Future shortages of learning disability nurses that could lead to a “serious deficit of skills” in the workplace have been predicted in draft national guidance, which sets out recommendations for sustaining safe staffing levels.
An increasing number of health professionals approaching retirement, in combination with the reduction in the number of training places and courses available for this specialty, are already causing staffing problems that are set to worsen, according to NHS Improvement, which drew up the guidance.
“If this [staff shortage] isn’t addressed there will be a serious deficit of skills in the workplace”
The new learning disability services guidance is one of the first draft workforce documents to be published by NHS Improvement, with a raft of other guidelines across a range of clinical settings due out over the coming months.
It states: “The number of psychiatrists, nurses and allied healthcare professionals in training today is expected to fall short of future demand for their services. If this isn’t addressed there will be a serious deficit of skills in the workplace.”
“Organisations need to take an active role in ensuring clear data on demand and skills required is provided to workforce planners and those providing education and training,” added the document published for consultation by the regulator today.
Those behind the document said workforce planning needed to be reviewed and stressed the importance of recognising the individual contribution of specific professions to care among multiprofessional teams.
“We know from some of the analysis that we’ve done that there has been a dropping off of numbers of learning disability nurses,” said Professor Oliver Shanley, who is regional chief nurse for London and led the work on the guidance.
“When you look at the literature review for multiprofessional working there is a paucity of evidence base for [workforce planning tools]”
“This work allows us to say because of the needs of people with learning disability, that workforce element should be re-looked at, and in terms of forward-planning we need to be confident that in the future we will have sufficient numbers of professionals,” he told Nursing Times.
The guidance, aimed at community and inpatient learning disability services, does not recommend a standard evidence-based method for calculating staffing in this setting, however it points to a series of existing documents to provide a framework for making decisions.
This is partly due to a lack of evidence for a workforce tool that applies to multiprofessional learning disability teams, according to Professor Shanley.
“Most NHS organisations will be using some form of tool but it hasn’t been standardised and that is because when you look at the literature review for multiprofessional working there is a paucity of evidence base for this. There is some for nursing, there is some for other professions but when you are looking for a coherent tool there doesn’t seem to be any,” he said.

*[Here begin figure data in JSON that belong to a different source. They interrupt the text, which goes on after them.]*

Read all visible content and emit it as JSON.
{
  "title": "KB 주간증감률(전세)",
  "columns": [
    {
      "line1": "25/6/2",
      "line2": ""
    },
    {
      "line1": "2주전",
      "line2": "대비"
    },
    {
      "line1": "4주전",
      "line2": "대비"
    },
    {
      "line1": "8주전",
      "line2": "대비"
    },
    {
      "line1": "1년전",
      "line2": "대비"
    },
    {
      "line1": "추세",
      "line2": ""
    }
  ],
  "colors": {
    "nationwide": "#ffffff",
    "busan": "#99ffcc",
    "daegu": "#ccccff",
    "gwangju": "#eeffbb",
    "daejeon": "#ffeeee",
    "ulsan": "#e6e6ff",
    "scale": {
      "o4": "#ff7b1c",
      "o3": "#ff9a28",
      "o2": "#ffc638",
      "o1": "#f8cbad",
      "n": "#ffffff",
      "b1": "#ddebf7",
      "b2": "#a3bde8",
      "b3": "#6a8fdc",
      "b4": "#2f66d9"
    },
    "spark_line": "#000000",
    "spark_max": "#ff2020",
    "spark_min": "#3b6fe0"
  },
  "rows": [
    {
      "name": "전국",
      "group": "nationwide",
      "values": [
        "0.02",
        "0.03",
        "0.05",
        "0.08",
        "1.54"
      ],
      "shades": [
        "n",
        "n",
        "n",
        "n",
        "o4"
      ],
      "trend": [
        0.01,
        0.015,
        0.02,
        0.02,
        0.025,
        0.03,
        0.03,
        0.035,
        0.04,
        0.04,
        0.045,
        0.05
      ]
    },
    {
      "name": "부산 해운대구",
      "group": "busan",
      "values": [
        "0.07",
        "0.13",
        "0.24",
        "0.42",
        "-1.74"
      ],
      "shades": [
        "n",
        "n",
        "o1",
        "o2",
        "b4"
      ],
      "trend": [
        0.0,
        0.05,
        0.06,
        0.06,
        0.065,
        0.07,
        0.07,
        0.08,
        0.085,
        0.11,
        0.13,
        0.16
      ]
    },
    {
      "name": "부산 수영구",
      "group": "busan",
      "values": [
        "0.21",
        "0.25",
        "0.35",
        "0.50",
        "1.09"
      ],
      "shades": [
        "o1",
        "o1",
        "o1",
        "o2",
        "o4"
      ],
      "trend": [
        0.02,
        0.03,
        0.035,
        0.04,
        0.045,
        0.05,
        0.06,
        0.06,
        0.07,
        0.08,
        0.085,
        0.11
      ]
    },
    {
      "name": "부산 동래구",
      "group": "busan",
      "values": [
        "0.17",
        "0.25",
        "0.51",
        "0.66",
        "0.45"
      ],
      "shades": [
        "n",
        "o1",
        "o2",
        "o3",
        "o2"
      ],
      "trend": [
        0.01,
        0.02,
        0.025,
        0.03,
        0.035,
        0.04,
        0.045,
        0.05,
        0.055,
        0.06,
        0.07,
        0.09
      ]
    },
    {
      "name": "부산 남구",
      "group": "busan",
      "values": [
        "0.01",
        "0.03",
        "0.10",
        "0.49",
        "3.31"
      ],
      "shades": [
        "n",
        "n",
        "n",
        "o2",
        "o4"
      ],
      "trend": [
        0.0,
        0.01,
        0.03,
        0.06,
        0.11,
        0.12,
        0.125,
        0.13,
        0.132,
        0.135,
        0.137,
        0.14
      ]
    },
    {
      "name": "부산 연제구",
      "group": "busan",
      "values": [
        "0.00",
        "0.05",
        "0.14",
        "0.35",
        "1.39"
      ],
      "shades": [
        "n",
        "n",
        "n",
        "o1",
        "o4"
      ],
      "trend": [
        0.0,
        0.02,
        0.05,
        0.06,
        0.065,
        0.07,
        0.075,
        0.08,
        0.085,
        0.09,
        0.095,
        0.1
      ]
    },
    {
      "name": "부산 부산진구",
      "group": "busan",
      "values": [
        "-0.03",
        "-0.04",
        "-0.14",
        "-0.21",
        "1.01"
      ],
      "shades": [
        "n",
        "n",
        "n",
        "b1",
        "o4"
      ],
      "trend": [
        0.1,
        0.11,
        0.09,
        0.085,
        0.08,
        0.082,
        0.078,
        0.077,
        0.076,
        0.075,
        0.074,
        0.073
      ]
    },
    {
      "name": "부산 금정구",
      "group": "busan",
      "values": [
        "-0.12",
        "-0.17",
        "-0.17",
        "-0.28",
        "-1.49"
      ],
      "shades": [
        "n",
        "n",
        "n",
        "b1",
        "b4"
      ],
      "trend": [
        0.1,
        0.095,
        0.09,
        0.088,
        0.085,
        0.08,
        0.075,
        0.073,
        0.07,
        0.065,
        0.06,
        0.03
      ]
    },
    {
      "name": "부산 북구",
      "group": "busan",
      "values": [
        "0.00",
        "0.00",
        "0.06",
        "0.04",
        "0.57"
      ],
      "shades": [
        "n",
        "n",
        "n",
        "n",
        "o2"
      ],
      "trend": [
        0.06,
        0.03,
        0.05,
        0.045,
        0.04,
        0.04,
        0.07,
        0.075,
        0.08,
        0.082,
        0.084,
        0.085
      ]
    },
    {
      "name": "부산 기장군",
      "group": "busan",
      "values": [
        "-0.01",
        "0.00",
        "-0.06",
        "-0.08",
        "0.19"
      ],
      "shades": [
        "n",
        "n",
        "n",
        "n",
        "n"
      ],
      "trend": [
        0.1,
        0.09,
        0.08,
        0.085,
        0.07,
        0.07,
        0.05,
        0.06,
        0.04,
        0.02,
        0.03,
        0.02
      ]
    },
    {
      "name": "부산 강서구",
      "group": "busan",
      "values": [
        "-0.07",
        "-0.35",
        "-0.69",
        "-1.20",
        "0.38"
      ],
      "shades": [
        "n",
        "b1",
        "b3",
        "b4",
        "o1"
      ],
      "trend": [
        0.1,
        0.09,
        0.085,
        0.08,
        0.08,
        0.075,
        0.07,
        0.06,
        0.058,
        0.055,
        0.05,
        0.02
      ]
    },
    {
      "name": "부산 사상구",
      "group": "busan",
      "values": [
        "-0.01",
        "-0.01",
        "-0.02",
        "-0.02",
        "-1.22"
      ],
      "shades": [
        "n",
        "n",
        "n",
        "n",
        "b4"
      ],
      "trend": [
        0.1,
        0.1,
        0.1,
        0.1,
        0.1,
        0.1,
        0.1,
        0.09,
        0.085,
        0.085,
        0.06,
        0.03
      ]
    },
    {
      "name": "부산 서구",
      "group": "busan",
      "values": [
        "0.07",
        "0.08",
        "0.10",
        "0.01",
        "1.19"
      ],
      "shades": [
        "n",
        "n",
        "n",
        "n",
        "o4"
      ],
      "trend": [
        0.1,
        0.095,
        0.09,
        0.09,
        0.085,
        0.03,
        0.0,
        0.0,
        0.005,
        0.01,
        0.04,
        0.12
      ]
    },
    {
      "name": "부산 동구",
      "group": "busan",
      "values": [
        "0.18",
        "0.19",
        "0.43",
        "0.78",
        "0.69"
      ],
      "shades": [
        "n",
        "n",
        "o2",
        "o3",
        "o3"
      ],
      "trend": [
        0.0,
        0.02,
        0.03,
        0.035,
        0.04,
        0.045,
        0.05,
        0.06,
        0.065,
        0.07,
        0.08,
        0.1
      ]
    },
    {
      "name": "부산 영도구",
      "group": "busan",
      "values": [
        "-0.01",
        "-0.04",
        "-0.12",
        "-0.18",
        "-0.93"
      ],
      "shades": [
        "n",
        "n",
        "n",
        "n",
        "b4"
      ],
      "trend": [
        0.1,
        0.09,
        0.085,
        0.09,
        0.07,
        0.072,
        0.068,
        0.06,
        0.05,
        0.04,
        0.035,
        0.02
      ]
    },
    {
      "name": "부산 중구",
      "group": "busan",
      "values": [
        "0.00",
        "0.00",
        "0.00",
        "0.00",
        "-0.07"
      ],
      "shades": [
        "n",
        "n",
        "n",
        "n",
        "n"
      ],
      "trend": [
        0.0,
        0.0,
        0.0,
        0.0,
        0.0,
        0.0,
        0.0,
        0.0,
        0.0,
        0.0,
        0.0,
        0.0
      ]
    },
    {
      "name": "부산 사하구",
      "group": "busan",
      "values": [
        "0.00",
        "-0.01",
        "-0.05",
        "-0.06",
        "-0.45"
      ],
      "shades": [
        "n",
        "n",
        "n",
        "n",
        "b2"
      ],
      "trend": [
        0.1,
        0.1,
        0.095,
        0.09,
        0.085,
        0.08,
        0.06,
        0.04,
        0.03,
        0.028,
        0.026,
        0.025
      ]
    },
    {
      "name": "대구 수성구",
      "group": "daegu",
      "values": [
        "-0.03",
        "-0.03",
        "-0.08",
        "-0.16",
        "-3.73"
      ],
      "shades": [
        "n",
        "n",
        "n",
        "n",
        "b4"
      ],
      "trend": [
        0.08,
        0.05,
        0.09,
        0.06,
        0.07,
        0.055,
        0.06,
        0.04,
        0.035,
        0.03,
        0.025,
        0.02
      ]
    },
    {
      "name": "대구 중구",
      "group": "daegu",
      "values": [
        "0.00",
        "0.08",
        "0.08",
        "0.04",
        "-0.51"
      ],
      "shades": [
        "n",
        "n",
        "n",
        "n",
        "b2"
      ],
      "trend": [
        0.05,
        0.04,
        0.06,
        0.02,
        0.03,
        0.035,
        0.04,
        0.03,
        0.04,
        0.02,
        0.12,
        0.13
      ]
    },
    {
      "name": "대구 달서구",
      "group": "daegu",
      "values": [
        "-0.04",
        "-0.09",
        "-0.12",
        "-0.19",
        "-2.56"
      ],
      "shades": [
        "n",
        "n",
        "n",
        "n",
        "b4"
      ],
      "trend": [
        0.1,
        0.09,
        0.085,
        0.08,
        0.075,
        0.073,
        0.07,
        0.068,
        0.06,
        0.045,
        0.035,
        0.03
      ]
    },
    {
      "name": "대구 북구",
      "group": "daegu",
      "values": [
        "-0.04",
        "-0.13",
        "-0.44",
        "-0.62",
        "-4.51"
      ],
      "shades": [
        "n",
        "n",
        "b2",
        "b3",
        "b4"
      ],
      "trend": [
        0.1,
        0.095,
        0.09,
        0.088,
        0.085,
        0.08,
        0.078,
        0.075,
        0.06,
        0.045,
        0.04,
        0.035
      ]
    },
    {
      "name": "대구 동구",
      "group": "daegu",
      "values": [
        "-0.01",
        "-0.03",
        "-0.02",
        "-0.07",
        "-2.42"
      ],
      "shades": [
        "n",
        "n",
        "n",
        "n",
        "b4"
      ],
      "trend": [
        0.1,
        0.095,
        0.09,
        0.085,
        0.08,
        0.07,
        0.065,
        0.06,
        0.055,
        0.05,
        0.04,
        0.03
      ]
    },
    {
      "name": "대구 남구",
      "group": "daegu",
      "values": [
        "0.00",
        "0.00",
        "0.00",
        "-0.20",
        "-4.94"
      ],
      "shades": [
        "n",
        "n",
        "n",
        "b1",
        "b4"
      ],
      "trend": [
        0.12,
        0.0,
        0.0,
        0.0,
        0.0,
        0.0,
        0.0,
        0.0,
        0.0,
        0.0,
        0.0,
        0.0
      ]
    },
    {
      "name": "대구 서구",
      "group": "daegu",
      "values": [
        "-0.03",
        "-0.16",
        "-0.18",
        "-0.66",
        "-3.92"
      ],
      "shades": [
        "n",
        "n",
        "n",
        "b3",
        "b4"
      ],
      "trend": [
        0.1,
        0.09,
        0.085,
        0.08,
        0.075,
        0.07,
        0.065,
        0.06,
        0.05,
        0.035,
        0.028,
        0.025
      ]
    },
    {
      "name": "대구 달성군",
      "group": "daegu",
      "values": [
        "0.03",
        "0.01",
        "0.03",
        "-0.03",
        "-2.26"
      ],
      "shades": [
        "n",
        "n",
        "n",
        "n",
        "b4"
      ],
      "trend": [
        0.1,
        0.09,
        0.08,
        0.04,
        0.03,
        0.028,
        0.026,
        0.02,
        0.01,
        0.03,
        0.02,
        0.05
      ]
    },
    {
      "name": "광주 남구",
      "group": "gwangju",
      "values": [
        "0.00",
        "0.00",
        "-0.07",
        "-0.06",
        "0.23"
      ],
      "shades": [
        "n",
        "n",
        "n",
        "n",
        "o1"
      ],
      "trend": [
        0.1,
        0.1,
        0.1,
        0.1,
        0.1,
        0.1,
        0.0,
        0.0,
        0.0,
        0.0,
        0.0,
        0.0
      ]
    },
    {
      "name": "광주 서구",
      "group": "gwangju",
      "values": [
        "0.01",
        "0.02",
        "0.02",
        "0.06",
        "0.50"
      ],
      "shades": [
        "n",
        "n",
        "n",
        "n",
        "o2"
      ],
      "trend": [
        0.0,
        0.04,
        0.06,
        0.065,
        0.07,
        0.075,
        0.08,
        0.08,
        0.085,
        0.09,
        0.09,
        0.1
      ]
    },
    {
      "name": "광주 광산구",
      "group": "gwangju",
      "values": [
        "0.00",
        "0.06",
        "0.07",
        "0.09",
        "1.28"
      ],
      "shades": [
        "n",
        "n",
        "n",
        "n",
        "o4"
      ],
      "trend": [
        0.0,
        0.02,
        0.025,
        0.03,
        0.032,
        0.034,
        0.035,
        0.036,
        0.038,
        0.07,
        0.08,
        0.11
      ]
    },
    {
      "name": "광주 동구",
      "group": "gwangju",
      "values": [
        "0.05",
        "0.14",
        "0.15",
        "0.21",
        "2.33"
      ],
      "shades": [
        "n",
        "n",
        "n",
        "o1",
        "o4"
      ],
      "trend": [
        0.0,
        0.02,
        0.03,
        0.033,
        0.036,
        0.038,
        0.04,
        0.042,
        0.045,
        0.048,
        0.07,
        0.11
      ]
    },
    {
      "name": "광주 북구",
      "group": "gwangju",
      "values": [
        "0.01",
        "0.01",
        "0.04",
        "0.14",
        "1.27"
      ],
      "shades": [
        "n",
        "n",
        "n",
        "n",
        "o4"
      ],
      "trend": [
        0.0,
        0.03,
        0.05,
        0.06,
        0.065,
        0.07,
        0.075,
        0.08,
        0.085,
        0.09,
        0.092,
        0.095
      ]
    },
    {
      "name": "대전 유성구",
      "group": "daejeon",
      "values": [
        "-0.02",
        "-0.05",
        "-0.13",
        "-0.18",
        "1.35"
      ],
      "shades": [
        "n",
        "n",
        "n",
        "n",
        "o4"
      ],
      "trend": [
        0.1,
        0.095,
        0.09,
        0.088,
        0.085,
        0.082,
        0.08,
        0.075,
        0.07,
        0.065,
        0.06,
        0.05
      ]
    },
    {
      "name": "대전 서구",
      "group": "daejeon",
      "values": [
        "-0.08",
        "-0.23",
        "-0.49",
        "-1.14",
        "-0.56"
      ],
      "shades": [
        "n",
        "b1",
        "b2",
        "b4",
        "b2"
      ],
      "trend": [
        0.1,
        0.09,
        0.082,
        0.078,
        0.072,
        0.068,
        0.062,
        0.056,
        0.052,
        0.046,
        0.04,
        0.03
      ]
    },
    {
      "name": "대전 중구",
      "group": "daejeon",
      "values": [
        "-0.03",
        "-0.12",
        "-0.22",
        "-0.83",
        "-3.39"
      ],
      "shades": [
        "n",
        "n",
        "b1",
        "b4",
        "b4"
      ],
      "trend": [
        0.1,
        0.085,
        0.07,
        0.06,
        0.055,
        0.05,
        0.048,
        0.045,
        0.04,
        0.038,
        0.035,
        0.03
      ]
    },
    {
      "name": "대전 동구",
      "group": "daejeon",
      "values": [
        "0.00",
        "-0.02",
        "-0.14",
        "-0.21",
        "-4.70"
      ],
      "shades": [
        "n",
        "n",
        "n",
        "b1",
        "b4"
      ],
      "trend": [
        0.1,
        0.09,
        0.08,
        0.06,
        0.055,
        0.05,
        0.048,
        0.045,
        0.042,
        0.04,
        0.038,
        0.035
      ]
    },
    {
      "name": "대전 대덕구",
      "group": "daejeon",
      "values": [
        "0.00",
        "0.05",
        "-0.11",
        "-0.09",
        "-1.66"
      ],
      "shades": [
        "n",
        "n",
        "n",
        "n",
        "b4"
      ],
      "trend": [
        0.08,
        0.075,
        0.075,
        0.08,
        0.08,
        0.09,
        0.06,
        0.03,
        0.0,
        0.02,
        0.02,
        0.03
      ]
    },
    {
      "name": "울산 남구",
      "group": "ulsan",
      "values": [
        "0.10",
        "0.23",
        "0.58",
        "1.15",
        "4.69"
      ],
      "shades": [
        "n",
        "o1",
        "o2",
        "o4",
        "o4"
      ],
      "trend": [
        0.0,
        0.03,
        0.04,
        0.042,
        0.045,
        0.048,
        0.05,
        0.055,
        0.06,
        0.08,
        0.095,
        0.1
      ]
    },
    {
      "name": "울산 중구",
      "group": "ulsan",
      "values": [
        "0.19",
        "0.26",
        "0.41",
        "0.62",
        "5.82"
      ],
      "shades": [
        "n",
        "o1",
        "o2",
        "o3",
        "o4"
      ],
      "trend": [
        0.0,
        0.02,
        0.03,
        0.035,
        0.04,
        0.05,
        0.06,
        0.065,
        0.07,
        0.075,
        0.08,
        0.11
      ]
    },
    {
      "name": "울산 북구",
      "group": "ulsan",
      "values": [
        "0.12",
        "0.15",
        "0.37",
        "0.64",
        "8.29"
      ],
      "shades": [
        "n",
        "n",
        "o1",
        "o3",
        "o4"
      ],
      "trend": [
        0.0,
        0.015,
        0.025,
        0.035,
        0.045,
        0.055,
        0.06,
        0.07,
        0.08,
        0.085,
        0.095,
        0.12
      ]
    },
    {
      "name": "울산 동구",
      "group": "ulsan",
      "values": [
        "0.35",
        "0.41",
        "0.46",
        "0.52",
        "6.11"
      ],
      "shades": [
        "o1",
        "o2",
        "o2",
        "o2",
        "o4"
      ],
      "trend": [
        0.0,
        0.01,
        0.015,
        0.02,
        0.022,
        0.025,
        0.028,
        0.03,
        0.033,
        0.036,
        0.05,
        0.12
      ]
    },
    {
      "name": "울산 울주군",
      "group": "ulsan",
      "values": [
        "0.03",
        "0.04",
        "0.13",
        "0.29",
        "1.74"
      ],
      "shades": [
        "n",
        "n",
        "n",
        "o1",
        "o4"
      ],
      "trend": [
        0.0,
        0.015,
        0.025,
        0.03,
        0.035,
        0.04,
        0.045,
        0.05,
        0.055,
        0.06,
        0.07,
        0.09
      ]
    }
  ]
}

Trusts are instead recommended to use professional judgement alongside “evidence-based processes” for managing staff deployment, according to the guidance – titled Safe, sustainable and productive staffing: An improvement resource for learning disability services.
Professor Shanley said this should include consideration of staffing numbers as well as a range of factors such as the professional experience of team members, opportunities for training and development, and access to supervision.
“We need the wider system, profession and public to help refine these [staffing documents] and the engagement phase is critical”
The guidance stresses the “pressing need” for future research on safe staffing in learning disability settings, which should look at the reliability of current workforce tools, as well as a range of factors including models of service provision and hospital communication passports.
It also points to the need to build an “adaptable contemporary workforce to respond to the changing world as a profession”, before highlighting a range of roles including nursing associates, advanced practitioners and apprenticeships.
“Emerging roles should only be used at the appropriate level of assessed skill, competence and attitude,” it adds.
Exclusive: Regulator Monitor appoints Ruth May as nurse director
The guidance is one of seven safe staffing resources due to be published by the regulator for consultation in coming months.
NHS Improvement also published its staffing guidance on acute adult inpatient settings today. Both are out for consultation until 3 February.
The regulator’s executive director of nursing Ruth May urged the profession to contribute to the consultations.
“We have done so much in the last few years to better understand the evidence to support our decision making to ensure we get the right staff, in the right place at the right time. There still remains a great deal of debate in the professions on how we deliver this and it’s important it continues to be on the agenda for senior leaders and boards,” she said.
“We need the wider system, profession and public to help refine these [documents] and the engagement phase is critical. We want to hear back from NHS staff, managers and patients,” she added.